Le sommet le plus important de l’histoire de l’OTAN, comme l’a décrit le secrétaire d’État américain Marco Rubio avant qu’il ne commence, a une fois de plus démontré la nature transactionnelle de la politique que l’administration américaine actuelle poursuit envers ses alliés européens. La réunion des membres de l’Organisation du Traité de l’Atlantique Nord à Ankara mardi et mercredi a été considérée comme un test clé de crédibilité et de durabilité future, avec de nouveaux objectifs de dépenses de défense européennes une fois de plus sous le regard attentif de la Maison Blanche.

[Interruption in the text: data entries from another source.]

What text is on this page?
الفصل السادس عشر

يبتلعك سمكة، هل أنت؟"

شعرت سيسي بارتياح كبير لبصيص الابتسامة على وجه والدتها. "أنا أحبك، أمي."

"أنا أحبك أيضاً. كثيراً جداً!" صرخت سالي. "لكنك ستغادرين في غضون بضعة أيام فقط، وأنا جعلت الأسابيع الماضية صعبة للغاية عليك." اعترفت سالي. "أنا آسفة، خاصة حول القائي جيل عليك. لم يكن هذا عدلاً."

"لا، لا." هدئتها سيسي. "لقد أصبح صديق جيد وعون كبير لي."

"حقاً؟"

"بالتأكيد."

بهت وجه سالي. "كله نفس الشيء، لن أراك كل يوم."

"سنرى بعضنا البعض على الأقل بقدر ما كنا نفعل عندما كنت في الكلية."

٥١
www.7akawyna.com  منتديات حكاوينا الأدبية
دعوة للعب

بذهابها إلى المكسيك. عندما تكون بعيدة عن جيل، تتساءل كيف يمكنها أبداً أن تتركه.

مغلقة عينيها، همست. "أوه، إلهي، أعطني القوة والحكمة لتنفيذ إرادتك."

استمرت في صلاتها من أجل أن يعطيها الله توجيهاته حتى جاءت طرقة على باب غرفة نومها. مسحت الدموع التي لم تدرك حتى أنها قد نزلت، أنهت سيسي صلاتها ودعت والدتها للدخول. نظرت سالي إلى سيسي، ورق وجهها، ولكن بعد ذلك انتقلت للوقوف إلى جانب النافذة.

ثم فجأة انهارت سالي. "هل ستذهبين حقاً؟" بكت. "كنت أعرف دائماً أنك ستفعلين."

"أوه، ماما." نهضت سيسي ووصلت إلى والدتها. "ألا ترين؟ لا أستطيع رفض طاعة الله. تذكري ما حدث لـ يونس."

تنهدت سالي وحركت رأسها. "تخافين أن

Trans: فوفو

Même avant qu’il ne commence, le sommet était censé remettre en question si l’Europe pouvait rapidement convertir les augmentations des allocations budgétaires pour la défense en puissance militaire concrète pour maintenir l’engagement du président Donald Trump tout en se préparant simultanément à un avenir de l’Alliance dans lequel Washington joue un rôle moindre.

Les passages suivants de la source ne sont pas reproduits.